The signs suggest that the in-fighting in the ANC has alienated many voters. But South Africans are far more loyal to parties than citizens of many other new democracies and so it seems likely that the ANC will still win next year with a large majority. Much will depend on how its leaders interpret this.
They may decide that they don't have too worry much about retaining voter support. In that case, the bickering and jockeying for power we have seen this year will continue into the decade, largely paralysing the governing party.
This will affect citizens less than some people seem to think. The war talk we have heard this year is sparked by internal ANC battles, not by a desire to impose the ANC's plans on everyone else. This means that continued ANC in-fighting may well leave the rest of us (whether or not we vote ANC) to our own devices.
If this happens, businesses, the professions and other parts of our social and economic life will face far less government interference than many expect. But this license to continue business as usual may be very costly in time, because it will mean that our pressing problems will not be addressed.
Government and the society
Our high levels of poverty and the many social challenges we face - in education and health, to name the two most obvious examples - mean that, if we stand still, we will slowly go backwards. This is the likeliest cost of continued government by a ruling party concerned more with its internal battles for power and position than with addressing society's problems.
But this is not the only possible ANC reaction to next year's election. Its leadership may recognise that the governing party has alienated many supporters and that, if people do continue to vote for it in large numbers, this is only because many feel they have no alternative.
And, if leaders draw this conclusion, they may well start to deal with the biggest problem which has afflicted our politics in recent years - the gap between the government and the society.
When we look back a decade from now, we may realise that the lesson of the Mbeki years was that it does not matter how many smart, university educated, people are in government, nor does it matter how many technical experts the government has, but if government is out of touch with the key actors in society and with grassroots citizens, then whatever it tries will not work.
All governments need citizens to work with them if they are to achieve their goals - governments also cannot serve citizens unless they know what people want.
The reason we have not done better at fighting poverty, for example, is the massive gap between what citizens on the ground want and do, and what government thinks they want and do.
The likeliest pattern is...
If the ANC leadership realises this, the next ten years may see attempts to work more closely with business, labour and other social actors. They would also then see a far more serious attempt to give grassroots citizens in the shack settlements, country areas and townships a real say so that government knows what they want and they feel able to work with it.
The result would not be Utopia or anything like it - we have many challenges and conflicts and they will not disappear in the next ten years. But it would be a government and a society better able to deal with its problems, one which would not only be a stronger democracy, but a society with more capacity to face its challenges and to begin to deal with them, because political leadership would not be trying to wish the country's conflicts and challenges away, but would be providing channels to deal with them.

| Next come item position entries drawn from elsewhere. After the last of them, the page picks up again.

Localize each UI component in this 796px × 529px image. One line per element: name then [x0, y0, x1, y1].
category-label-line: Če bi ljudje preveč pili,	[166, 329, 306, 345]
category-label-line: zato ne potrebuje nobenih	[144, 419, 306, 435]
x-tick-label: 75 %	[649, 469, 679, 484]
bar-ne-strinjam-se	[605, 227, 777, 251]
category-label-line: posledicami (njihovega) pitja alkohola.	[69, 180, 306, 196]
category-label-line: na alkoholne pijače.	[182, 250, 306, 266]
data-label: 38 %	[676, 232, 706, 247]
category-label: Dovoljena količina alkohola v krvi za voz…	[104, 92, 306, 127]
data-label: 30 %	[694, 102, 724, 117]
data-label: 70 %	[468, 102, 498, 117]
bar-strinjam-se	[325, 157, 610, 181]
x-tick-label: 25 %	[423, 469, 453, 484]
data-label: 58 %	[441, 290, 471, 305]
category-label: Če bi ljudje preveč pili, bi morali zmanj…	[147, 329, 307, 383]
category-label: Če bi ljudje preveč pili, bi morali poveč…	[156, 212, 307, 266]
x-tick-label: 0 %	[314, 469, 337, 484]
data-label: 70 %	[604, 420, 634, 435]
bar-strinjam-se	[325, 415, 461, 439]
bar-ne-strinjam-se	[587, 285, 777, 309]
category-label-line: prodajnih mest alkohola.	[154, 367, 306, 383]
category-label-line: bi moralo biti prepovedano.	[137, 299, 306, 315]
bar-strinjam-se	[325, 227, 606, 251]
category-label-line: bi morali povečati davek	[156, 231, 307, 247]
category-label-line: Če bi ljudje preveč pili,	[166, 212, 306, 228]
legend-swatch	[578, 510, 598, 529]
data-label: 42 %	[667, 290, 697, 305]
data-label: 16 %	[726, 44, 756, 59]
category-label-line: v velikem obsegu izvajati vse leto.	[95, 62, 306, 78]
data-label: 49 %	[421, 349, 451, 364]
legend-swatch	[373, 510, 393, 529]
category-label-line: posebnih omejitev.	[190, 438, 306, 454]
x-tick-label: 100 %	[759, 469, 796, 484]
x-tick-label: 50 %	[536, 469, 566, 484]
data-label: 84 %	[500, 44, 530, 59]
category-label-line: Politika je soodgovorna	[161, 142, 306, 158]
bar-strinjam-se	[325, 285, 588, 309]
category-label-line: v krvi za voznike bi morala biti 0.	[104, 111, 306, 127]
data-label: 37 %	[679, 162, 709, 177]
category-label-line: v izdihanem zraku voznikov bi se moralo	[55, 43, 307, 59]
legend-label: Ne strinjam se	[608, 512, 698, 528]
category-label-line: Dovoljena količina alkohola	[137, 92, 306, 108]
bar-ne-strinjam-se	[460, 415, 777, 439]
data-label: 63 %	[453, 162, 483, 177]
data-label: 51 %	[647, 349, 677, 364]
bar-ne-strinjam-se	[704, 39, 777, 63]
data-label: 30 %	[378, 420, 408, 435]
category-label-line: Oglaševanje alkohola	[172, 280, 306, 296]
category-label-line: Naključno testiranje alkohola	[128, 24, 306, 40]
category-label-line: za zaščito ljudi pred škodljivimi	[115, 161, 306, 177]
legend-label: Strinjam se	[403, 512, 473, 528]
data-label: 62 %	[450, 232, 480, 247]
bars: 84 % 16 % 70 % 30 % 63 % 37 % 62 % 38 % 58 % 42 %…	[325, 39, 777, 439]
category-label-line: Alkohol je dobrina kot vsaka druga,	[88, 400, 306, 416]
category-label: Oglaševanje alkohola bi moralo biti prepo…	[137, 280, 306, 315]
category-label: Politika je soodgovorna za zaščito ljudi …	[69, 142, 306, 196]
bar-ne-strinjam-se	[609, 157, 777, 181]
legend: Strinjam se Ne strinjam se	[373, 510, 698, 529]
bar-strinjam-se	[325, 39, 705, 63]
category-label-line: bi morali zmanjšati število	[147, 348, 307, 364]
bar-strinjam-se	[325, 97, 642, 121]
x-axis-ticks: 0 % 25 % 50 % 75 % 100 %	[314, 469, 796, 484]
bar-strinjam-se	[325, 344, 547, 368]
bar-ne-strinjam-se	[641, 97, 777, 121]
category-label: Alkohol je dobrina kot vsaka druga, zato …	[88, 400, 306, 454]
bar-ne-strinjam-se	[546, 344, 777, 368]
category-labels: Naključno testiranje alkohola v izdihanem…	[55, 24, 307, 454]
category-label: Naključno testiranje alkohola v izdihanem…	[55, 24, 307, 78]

In the real world, life is not as simple as this analysis seems to suggest: the likeliest pattern for the next ten years is a messy mix of the two choices discussed here.
By 2018 we will not, therefore, have lurched into disaster, nor will we have begun to beat all our problems. But, the more political leaders lean towards the second option, of reconnecting with the people, the more we will be able to move away from the bickering of the present to a more productive politics.
Steven Friedman is a research associate at Idasa and visiting professor of politics at Rhodes University. He is also a newspaper columnist and a media commentator on South African politics.